Athletes demand Coca-Cola and Pepsi increase reusable packaging

More than 100 sports organisations and athletes from around the world, including Olympians and world champions, have called on beverage giants Coca-Cola, Pepsi and bottler Coca-Cola Europacific Partners (CCEP) to fight plastic pollution by increasing their use of reusable packaging.  

The Paris 2024 Olympic and Paralympic Games will be the largest sporting event to serve beverages in reusable packaging, potentially replacing millions of single-use plastic cups. In a letter led by Sailors for the Sea, powered by Oceana and EcoAthletes, signatories expressed concern for the growing plastic pollution crisis and urged the soft drink companies to use Paris 2024 as a launchpad for introducing more reuse systems.  

Read more here.

Researchers call on governments to curb ‘stupid plastics’ 

Researchers say the world is in “the lull” before the plastic crisis begins in earnest. In a 2024 research review about the implications of increasing microplastic pollution, the authors write “the widespread outbreak of [microplastic] pollution has not yet occurred”. 

Three experts from Boston College, Norwegian University of Science and Technology and the Climate Policy Initiative Indonesia have called on the international community to implement a global cap on plastic production – with a focus on single-use plastics, regulate 15 groups of plastic chemicals of concern, including bisphenols, phthalates and PFAS and increase the use of reusable packaging by targeting manufacturers and retailers.

Read more here.

Firms attempt to quash California’s reusable plastic bag ban

Seeking to quash a regulatory change that would remove over 100 million pounds of North American post-consumer plastic resin per year, plastics giants have joined together to advocate for retaining recycled-content reusable plastic bags in California’s bag regulations, despite the environmental benefits of the  ban.
The coalition is calling for California lawmakers to abandon legislation that would expand the state’s bag ban to prohibit reusable bags made from 40 percent post-consumer resin. The plastics coalition has tried to defend its action by claiming the legislation would “force Californians to choose between two options, both of which carry with them negative environmental challenges.”

Read more here.

Environmental groups call for Labour to tackle the ‘plastic crisis’
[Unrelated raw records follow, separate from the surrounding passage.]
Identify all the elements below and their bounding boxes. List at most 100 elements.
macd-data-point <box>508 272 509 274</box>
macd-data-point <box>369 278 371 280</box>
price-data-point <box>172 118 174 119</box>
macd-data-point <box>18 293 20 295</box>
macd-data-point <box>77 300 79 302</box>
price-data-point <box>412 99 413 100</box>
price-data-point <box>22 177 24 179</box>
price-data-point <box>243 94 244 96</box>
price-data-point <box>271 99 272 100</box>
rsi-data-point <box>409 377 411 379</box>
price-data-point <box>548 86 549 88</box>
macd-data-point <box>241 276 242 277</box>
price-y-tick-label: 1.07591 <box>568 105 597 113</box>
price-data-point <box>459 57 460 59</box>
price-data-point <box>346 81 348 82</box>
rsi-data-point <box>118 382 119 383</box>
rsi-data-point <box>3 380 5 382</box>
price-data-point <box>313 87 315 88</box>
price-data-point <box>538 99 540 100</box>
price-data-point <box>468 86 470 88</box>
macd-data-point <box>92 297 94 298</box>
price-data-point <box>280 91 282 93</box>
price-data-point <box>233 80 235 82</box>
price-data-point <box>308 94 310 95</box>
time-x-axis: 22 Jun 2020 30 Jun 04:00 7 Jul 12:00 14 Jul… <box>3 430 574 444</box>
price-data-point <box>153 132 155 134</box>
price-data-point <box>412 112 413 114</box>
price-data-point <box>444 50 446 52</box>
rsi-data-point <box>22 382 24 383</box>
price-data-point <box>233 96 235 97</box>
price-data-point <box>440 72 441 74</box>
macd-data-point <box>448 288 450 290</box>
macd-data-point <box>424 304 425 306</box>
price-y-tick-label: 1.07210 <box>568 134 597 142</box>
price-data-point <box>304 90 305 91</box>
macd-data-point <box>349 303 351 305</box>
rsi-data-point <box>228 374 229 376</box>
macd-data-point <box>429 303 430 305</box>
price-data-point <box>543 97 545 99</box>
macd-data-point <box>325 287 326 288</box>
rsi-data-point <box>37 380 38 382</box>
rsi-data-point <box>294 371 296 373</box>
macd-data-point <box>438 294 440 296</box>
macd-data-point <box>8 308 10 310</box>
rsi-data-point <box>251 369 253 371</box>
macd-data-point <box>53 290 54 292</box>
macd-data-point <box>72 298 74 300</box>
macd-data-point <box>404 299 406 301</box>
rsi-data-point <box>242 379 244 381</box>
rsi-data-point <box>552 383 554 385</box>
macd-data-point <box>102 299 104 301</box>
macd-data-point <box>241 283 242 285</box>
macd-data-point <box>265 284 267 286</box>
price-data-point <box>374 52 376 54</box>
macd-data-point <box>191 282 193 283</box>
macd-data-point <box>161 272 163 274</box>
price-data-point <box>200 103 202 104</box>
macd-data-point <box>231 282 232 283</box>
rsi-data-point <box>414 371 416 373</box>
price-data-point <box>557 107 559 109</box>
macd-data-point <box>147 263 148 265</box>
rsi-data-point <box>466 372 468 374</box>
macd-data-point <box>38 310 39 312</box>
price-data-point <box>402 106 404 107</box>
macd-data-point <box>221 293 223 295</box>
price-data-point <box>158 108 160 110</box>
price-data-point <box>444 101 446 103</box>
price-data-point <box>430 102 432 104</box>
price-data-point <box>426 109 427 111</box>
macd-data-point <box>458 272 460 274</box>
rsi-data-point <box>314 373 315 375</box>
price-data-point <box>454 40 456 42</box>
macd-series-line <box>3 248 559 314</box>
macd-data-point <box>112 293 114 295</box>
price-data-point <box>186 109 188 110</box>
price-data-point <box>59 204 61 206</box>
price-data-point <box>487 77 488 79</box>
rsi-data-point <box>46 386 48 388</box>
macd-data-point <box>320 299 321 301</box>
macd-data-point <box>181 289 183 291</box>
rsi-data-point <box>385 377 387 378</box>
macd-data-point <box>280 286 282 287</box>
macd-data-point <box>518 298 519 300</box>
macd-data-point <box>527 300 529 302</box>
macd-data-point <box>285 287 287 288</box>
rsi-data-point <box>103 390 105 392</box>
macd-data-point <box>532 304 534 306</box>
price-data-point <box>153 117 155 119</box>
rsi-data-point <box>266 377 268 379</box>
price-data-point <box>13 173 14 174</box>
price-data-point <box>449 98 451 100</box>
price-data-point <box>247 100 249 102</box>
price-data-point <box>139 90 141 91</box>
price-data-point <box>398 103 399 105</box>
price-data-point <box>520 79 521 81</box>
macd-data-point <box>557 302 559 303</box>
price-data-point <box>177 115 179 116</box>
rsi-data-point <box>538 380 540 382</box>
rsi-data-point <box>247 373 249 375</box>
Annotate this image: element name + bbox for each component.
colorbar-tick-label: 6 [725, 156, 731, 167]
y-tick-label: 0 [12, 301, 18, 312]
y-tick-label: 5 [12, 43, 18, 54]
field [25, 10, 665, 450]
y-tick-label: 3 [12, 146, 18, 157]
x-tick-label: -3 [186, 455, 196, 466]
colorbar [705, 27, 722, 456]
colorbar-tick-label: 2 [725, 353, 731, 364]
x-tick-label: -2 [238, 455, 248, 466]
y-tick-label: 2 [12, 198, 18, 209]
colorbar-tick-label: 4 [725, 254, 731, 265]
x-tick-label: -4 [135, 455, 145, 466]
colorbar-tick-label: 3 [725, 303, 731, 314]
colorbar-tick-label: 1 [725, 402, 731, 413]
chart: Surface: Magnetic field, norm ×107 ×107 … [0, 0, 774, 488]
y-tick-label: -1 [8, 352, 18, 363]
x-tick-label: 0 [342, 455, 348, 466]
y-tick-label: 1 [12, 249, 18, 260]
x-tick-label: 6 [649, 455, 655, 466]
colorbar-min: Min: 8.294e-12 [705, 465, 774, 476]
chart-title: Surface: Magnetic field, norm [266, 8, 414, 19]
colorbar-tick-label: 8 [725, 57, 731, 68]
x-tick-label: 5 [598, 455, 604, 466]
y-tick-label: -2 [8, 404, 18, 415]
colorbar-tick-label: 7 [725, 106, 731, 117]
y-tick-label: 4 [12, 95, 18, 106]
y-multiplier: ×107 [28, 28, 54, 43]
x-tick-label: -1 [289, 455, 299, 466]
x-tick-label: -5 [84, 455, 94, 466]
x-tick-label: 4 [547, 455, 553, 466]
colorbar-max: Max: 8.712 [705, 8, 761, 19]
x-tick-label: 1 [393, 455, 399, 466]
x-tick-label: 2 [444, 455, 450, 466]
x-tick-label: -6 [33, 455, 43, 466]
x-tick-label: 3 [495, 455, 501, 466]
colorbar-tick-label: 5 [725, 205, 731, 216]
Responding to the Labour Party’s landslide victory in the UK general election, co-founder of A Plastic Planet & Plastic Health Council, Sian Sutherland has said that a clear and comprehensive policy that takes a long-term vision is the ‘only vehicle to fight the impact of plastic on our bodies and planet’, and insisted science must inform legislation that provides certainty to business and signals that single-use plastic will no longer be the norm.

Jane Martin, chief executive of environmental charity City to Sea, also called for action on ‘single-use culture’ and called for the UK to catch up with EU legislative changes: “The EU has developed the PPWR, and deposit returns schemes have been implemented in a number of countries with great success. Simply, the UK is being left behind.”